3 min Applications

Stack Exchange to experiment with AI answers after all

Stack Exchange to experiment with AI answers after all

Stack Exchange is experimenting with AI-generated answers, despite a continuing ban on the use of AI-generated content on Stack Overflow, the section of the site aimed at developers.

The Answer Assistant, referred to as a Labs experiment, uses AI-generated answers. However, it hides those until they are verified, edited and managed by the community, reports DevClass.

Limited number of sites

The introduction of Answer Assistant is being done cautiously. No doubt this is because of the sensitivity of this topic within the Stack Overflow community. The experiment will initially be limited to Stack Exchange sites where moderators have agreed to participate.

Sites can determine which questions AI-generated answers are allowed on. The AI answer will remain private until approved by users of sufficient reputation. Once verified, it becomes publicly visible and attributed to an answer-bot.

The experiment will appear on only a few Stack Exchange sites. Namely Arts and Crafts, Raspberry Pi and User Experience. The Stack Overflow developer site is not yet included. There are hundreds of Stack Exchange sites on topics ranging from coffee to 3D printing, but Stack Overflow is by far the largest, with 1,200 questions per day compared to 155 per day for the second most popular site (Mathematics).

Fewer unanswered questions

Because of Stack Overflow’s dominance within Stack Exchange, it is unlikely that a major new feature such as this one will not eventually land there, should the experiment be put into production.
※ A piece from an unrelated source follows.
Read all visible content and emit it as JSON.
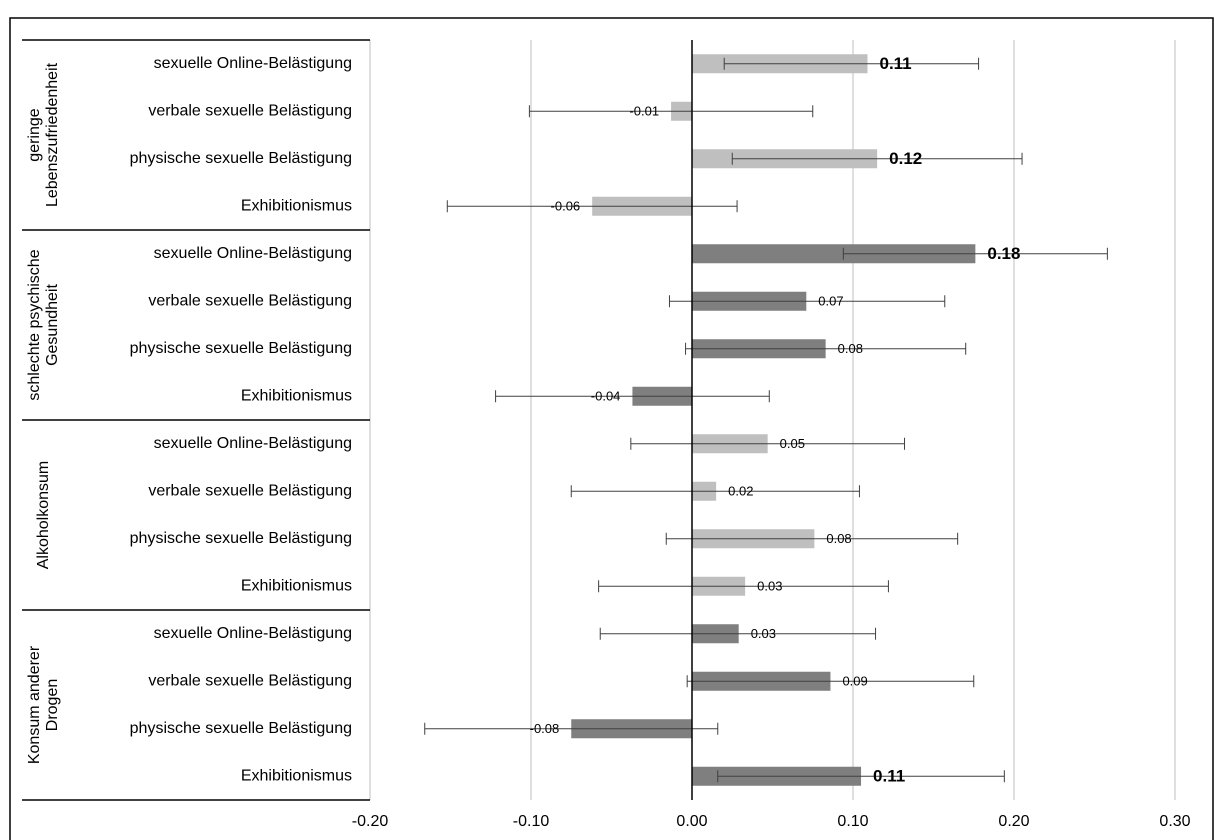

According to the official announcement, the Answer Assistant’s goal is to reduce the number of unanswered questions. And to increase participation within each community.
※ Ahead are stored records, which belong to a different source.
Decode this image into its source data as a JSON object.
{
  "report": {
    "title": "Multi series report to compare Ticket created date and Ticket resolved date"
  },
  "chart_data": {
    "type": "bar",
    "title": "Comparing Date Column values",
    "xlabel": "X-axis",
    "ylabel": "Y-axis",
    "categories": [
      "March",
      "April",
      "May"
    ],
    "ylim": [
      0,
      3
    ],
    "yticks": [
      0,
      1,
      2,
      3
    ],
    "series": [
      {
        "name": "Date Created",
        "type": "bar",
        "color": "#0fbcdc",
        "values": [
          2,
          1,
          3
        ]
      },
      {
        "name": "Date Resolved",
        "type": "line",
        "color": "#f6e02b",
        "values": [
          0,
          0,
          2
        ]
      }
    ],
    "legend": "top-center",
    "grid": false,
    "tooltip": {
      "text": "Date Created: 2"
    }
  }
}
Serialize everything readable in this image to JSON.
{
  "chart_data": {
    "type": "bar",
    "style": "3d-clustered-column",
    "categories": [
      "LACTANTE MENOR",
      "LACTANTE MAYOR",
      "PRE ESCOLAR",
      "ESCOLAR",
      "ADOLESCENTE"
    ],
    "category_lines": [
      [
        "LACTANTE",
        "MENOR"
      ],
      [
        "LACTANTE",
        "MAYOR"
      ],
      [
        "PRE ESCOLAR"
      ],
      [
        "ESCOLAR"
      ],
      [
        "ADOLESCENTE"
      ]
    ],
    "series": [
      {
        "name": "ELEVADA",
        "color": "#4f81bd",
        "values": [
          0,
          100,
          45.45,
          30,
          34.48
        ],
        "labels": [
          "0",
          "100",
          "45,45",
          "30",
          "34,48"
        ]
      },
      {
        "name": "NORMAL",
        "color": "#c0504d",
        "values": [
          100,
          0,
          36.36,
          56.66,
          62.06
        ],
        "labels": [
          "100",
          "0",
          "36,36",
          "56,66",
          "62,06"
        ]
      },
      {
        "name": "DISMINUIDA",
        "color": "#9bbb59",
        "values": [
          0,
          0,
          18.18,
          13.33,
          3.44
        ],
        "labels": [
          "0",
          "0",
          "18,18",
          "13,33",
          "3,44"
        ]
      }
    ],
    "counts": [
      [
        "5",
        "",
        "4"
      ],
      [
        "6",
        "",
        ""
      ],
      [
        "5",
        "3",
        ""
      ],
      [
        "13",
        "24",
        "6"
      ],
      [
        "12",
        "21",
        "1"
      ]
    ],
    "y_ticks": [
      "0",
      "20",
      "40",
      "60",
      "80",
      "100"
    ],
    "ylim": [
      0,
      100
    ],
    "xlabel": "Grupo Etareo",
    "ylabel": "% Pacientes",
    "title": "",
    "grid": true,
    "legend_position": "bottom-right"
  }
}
The context of this is that traffic to Stack Overflow is decreasing significantly. This is probably because developers are using AI assistants directly from their IDE rather than visiting the site. Stack Overflow has already positioned itself as a data source for AI assistants. It also uses AI to help users formulate questions through its experimental Question Assistant.

Users expect human answers

Until now, however, the site has rejected AI-generated content. The ban was imposed in 2022, with a document explaining that AI content is inappropriate for use on Stack Overflow. Users expect human-written answers, and AI cannot reliably cite sources. The paper also stressed that AI answers are readily available elsewhere, and that if a user wanted an AI answer, they probably would have already searched for one.
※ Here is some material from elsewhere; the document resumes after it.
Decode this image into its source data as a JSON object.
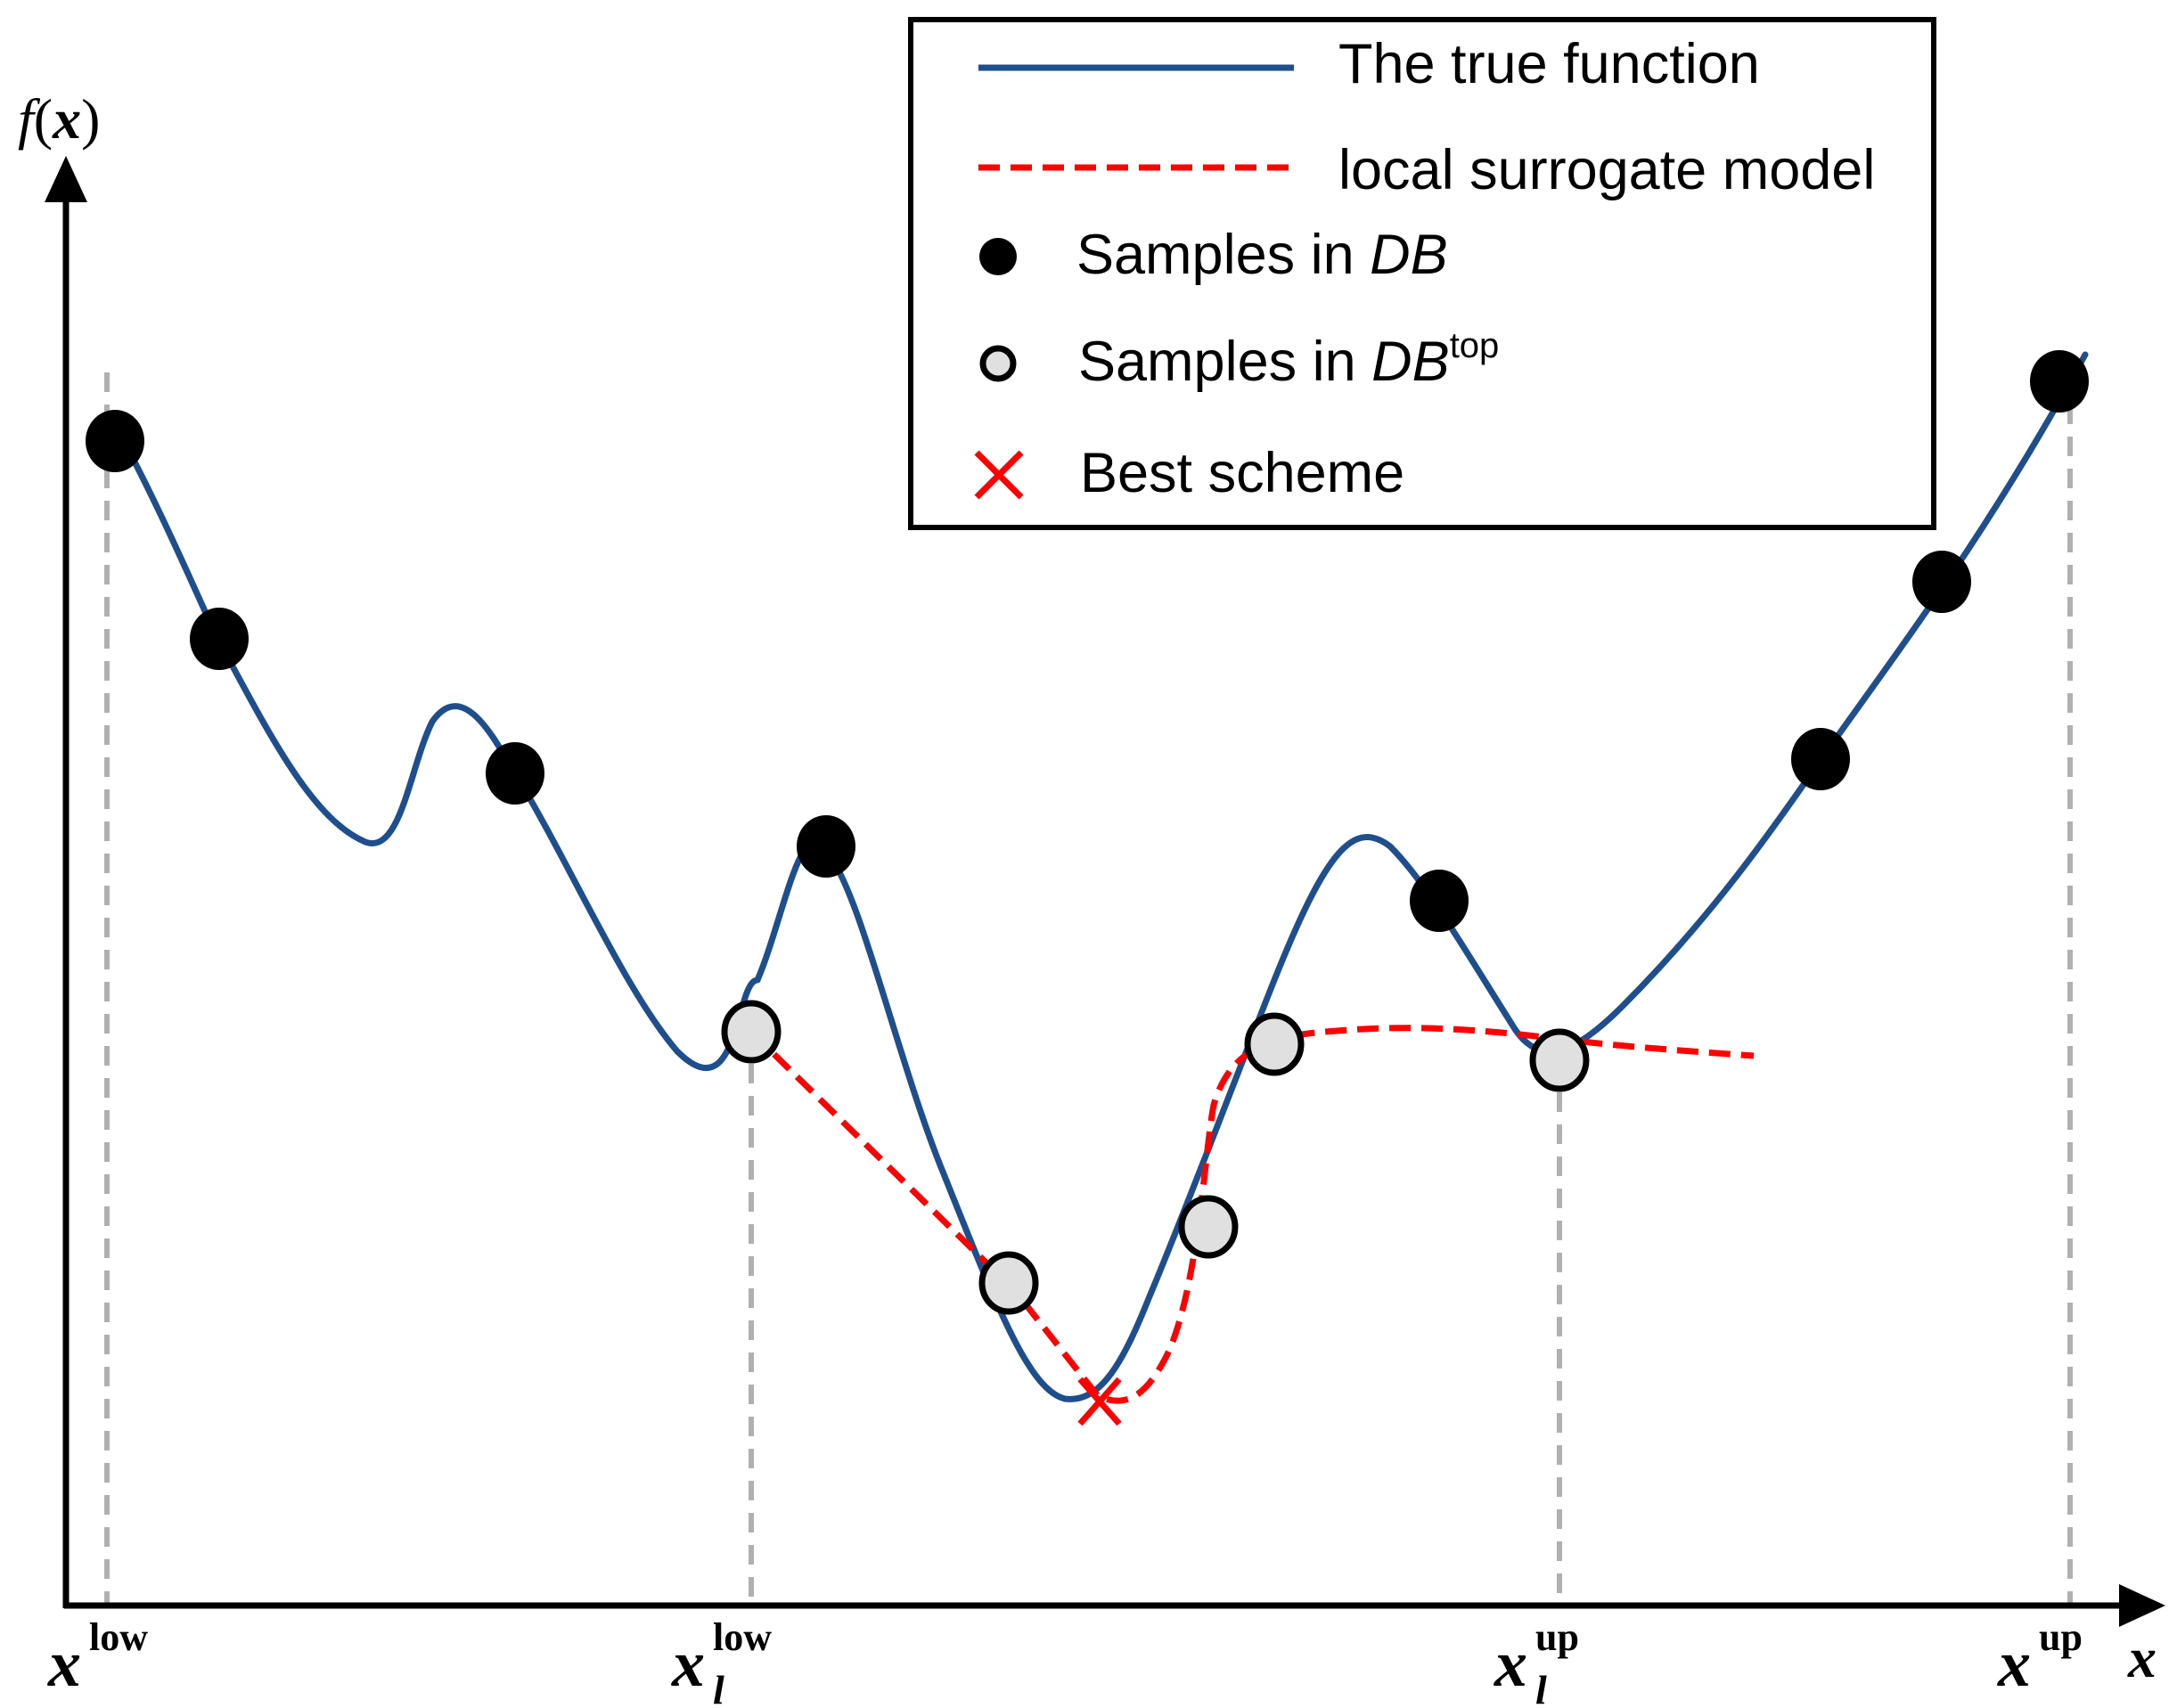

Another issue is the extent to which AI answers might be influenced by data coming from Stack Exchange itself. Using AI trained on AI-generated data is risky. A study from Rice University in Houston, Texas concluded that without enough new, real data in each generation of a cycle, future generative models are doomed to decline in quality (precision) or diversity (variation).

As an experiment, Answer Assistant may never be widely rolled out. Still, it may seem like a tempting strategy for the site in response to declining traffic. The Stack Exchange team has posted an introduction to the Answer Assistant in the Meta Stack Exchange forum. The response so far has been largely negative.